While GPP and EMB designs are ultimately power-limited, the superior performance and power characteristics of Ideal-P cores results in Ideal-P CMPs achieving 3-7x higher performance with only 1/3rd to 1/4th of the cores required by their GPP and EMB counterparts (Figure 3). The remaining die real-estate can be utilized to implement a diverse collection of specialized cores, to increase the likelihood that a core matches the requirements of the available work. Moreover, the low running core count of Ideal-P designs increases performance even for workloads with relatively low parallelism, providing a much-needed respite from Amdahl's Law.
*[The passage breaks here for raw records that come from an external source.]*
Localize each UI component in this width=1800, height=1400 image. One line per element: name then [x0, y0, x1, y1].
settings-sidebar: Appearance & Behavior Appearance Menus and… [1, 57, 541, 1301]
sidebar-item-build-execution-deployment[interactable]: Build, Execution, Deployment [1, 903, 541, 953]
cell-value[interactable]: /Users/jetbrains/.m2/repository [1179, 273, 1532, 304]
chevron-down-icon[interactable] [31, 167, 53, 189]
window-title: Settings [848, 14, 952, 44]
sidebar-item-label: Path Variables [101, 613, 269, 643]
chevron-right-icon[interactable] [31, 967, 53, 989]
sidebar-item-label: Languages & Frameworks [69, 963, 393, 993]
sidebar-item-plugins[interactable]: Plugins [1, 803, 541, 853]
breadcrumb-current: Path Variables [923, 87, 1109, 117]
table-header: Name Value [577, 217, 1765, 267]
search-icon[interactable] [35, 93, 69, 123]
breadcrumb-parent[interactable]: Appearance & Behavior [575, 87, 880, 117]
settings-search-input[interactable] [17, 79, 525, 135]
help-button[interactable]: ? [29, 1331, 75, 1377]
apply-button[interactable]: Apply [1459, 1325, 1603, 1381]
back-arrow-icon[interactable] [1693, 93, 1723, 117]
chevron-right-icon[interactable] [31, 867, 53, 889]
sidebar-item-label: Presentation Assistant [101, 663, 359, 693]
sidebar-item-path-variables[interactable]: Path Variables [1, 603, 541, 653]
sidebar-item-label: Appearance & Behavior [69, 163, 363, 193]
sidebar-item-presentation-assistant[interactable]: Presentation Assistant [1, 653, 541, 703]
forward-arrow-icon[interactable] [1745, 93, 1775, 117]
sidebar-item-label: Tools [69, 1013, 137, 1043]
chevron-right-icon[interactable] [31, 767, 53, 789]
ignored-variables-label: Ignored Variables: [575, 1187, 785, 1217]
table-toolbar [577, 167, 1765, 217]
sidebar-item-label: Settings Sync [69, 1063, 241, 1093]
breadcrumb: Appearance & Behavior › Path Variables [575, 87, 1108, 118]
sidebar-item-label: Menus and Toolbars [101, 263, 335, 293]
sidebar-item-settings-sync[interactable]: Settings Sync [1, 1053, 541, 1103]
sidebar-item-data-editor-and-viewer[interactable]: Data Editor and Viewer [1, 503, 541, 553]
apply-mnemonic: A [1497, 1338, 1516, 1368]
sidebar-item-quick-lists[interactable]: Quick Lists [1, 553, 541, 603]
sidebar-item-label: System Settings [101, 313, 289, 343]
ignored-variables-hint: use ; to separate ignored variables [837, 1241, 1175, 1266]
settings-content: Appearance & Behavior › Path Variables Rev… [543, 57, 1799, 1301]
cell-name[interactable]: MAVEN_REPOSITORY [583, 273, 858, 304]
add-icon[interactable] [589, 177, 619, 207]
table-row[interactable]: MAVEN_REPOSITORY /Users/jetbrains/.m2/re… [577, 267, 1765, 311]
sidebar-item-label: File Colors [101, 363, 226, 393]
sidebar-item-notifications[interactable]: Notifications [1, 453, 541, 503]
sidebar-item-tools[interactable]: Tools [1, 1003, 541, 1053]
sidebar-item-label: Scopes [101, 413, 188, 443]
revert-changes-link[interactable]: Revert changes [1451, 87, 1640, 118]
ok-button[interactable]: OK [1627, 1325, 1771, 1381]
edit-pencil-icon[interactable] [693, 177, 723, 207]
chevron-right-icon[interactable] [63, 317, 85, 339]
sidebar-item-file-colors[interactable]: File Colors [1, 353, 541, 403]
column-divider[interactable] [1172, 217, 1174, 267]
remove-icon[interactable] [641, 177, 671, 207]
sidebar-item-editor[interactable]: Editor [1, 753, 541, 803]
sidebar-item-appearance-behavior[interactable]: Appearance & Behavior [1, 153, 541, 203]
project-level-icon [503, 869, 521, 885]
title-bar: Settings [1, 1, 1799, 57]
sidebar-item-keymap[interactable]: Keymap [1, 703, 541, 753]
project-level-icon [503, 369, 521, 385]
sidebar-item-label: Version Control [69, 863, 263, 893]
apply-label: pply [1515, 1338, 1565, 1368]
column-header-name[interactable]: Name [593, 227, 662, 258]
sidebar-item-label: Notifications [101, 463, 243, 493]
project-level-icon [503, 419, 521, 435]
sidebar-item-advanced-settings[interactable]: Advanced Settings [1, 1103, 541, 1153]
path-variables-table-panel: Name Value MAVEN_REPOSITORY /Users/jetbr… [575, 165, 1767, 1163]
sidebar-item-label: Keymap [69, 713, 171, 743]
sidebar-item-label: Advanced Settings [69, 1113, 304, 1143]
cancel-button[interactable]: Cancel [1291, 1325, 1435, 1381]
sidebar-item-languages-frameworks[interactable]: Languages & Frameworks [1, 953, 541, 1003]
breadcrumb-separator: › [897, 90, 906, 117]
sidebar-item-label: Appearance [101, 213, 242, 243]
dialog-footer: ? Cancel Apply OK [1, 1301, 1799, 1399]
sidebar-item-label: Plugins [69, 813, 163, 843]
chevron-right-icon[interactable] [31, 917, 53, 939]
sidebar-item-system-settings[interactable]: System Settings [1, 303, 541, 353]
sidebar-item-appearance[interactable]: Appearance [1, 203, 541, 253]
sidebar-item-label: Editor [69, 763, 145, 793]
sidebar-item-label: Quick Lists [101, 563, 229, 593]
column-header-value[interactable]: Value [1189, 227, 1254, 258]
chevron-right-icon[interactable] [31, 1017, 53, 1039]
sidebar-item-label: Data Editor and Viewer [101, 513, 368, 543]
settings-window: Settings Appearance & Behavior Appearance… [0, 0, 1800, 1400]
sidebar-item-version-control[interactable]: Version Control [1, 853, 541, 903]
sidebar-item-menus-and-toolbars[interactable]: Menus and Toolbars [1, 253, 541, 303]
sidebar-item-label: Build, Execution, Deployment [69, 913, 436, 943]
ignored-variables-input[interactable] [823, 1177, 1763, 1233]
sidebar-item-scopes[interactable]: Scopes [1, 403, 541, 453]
With all core designs we study, the use of a large 3D-stacked memory alleviates the off-chip bandwidth wall for most memory accesses, even when accounting for the exponentially growing application datasets. This allows for 2-3x more cores on average compared to bandwidth-limited designs, with a corresponding increase in performance (Figure 3).

In conclusion, specialized computing can leverage the die area to overcome the initial power barrier, reducing energy waste through specialization and delivering significantly higher performance and energy-efficiency in the datacenter.

### REFERENCES

- [1] S. Borkar. Microarchitecture and design challenges for gigascale integration. In Proceedings of the 37th Annual International Symposium on Microarchitecture, 2004.
- [2] J. D. Davis, J. Laudon, and K. Olukotun. Maximizing CMP throughput with mediocre cores. In Proceedings of the 13th International Conference on Parallel Architectures and Compilation Techniques, 2005.
- [3] R. Hameed, W. Qadeer, M. Wachs, O. Azizi, A. Solomatnikov, B.C. Lee, S. Richardson, C. Kozyrakis, and M. Horowitz. Understanding sources of inefficiency in general-purpose chips. In Proceedings of the 37th International Symposium on Computer Architecture, 2010.
- [4] Semiconductor Industry Association. The international technology roadmap for semiconductors (ITRS), 2008.